L'annonce a été faite jeudi 30 juillet à l'issue d'une réunion entre une délégation de l'IGT, conduite par le président du comité de suivi de la paie, Jean-Paul Yamabo, et le Vice-Premier ministre en charge du Budget, Adolphe Muzito, assisté du Vice-Ministre Élysée Bokumwana.
Au cœur des échanges figuraient plusieurs revendications portées depuis plusieurs années par l'Inspection générale du Travail. Il s'agit notamment de la prise en charge salariale des agents recrutés en 2023, du respect de la grille barémique ainsi que de la mécanisation de 2 508 inspecteurs, contrôleurs et agents administratifs actuellement déployés à travers le pays.

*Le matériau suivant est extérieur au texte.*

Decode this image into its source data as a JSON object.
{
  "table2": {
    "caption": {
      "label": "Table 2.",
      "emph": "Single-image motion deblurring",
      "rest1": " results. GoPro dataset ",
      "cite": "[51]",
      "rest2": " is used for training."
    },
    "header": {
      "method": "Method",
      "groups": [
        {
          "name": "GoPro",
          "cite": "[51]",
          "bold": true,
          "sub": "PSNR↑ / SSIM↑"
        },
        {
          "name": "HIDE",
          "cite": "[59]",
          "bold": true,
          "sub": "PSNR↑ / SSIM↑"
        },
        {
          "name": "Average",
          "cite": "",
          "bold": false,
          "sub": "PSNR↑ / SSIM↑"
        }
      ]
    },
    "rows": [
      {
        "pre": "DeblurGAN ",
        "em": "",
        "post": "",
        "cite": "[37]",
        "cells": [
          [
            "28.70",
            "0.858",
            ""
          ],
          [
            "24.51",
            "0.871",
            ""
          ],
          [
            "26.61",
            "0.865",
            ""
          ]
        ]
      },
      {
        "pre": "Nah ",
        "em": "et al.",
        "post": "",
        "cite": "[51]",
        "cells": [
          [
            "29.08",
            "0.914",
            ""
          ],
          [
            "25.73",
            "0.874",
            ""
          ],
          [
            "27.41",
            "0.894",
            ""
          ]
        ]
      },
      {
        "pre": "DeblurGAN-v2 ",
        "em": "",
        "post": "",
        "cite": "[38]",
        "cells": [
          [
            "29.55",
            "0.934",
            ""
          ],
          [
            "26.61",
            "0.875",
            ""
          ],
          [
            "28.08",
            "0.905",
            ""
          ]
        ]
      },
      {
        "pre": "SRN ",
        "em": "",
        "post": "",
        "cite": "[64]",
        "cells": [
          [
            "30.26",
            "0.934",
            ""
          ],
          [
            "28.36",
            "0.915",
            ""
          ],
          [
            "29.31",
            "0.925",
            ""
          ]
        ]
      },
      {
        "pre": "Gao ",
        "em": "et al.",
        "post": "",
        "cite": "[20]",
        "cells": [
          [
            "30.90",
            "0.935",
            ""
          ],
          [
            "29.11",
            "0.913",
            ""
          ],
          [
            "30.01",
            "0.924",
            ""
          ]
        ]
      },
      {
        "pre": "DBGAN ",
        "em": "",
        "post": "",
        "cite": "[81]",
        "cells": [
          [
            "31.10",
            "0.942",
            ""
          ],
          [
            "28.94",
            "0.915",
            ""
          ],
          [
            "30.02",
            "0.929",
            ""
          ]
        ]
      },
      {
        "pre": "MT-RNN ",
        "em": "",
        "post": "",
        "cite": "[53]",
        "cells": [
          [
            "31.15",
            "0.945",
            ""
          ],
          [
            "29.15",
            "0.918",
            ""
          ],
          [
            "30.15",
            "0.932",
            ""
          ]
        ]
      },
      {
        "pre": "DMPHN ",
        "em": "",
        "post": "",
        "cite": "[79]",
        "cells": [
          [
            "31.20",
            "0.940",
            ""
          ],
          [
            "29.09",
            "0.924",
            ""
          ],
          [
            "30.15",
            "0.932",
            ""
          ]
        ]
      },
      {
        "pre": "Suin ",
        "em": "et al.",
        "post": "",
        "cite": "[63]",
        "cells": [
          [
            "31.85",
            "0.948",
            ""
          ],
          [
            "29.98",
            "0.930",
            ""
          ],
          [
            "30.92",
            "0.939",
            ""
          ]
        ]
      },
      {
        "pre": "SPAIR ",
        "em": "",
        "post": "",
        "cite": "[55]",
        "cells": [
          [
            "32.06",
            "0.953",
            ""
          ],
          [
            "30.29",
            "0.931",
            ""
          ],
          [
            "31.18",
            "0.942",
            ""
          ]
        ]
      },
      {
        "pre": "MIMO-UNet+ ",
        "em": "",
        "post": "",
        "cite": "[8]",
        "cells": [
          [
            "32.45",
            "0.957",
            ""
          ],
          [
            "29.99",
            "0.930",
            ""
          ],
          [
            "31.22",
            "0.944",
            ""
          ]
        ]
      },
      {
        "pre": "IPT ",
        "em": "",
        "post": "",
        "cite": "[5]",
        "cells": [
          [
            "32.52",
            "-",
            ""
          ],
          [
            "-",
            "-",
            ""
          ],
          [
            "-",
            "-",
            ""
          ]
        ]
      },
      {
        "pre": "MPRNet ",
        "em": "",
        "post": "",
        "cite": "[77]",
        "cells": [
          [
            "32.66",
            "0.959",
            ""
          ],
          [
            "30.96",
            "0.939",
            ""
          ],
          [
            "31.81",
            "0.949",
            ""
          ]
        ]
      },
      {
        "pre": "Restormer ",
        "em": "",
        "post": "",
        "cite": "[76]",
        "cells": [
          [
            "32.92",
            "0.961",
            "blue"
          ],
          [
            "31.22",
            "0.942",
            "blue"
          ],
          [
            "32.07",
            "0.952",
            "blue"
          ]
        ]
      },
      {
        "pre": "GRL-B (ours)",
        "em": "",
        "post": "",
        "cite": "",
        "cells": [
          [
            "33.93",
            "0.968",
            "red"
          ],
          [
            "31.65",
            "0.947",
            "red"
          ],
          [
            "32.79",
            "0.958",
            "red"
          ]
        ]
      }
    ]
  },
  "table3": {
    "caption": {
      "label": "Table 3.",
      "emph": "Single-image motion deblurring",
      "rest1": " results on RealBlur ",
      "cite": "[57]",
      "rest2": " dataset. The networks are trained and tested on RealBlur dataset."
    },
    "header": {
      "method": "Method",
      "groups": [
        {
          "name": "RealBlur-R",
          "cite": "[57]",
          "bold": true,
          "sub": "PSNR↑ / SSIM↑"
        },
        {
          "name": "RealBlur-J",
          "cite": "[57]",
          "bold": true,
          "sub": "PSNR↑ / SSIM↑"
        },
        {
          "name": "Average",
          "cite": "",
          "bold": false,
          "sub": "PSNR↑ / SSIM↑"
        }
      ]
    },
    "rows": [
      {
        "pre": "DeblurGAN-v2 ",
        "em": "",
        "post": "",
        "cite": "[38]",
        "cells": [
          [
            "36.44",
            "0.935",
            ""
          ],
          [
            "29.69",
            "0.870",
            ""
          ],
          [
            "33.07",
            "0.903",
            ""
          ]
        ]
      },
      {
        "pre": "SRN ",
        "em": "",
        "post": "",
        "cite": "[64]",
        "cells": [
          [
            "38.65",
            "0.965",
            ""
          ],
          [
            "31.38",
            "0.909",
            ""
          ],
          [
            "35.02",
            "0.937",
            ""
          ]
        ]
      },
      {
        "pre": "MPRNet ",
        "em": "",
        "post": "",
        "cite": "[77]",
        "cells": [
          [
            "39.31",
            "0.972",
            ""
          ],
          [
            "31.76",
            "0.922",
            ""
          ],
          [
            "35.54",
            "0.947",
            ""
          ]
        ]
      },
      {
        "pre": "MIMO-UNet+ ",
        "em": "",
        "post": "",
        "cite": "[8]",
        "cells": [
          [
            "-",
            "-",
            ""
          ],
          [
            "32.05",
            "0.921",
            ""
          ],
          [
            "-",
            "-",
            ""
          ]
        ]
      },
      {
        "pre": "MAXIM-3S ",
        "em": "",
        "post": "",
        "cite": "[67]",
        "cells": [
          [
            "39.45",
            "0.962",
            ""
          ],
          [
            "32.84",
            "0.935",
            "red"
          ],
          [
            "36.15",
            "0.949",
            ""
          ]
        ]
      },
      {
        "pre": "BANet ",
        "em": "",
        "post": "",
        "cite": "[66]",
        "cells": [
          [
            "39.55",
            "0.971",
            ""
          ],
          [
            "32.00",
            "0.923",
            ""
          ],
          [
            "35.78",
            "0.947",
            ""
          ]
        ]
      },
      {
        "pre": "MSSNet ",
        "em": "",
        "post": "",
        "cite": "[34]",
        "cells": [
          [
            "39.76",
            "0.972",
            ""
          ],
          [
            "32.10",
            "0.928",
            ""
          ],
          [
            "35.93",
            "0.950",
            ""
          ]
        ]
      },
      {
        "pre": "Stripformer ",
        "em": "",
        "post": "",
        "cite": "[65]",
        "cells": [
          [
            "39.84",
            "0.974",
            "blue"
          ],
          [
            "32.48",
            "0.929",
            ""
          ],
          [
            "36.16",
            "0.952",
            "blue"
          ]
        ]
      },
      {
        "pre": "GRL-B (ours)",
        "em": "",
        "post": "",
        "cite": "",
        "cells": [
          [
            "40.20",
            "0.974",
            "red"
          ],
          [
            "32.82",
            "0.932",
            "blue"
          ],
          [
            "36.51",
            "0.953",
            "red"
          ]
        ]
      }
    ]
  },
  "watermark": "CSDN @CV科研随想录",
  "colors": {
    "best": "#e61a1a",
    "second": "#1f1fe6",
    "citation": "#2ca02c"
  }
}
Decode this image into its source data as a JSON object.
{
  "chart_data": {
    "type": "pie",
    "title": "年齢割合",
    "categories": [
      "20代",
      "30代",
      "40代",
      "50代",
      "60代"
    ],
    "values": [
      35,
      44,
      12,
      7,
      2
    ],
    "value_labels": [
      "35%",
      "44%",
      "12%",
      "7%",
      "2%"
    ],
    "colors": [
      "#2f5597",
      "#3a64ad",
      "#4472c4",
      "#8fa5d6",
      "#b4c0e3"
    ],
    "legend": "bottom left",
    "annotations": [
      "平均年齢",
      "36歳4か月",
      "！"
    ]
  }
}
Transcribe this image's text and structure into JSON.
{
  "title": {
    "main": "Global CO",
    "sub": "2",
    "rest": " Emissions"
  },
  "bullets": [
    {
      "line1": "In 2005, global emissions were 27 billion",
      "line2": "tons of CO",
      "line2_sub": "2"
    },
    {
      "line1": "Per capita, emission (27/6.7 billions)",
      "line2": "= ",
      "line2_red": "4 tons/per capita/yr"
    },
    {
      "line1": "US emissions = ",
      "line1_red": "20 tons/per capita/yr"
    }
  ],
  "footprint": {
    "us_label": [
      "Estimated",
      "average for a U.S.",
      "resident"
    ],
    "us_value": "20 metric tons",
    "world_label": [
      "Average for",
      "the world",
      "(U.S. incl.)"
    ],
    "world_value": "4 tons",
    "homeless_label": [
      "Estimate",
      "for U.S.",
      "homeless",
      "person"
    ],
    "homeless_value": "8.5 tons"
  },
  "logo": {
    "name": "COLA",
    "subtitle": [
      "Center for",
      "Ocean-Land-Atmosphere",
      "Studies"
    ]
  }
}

Selon Jean-Paul Yamabo, cette décision marque une étape importante dans le processus de réforme engagé depuis 2023. Il a salué l'écoute manifestée par le Vice-Premier ministre du Budget et s'est déclaré confiant quant à la concrétisation des engagements contenus dans le cahier des charges de l'institution.
L'intégration de l'IGT dans le système de paie est présentée comme une mesure destinée à renforcer les capacités opérationnelles de ce service public, appelé à jouer un rôle central dans le contrôle des relations de travail, la protection des travailleurs et l'application des normes sociales sur l'ensemble du territoire national.
Si le calendrier annoncé est respecté, cette mesure devrait permettre de régulariser la situation administrative et salariale de plusieurs milliers d'agents de l'Inspection générale du Travail avant la fin de l'année 2026.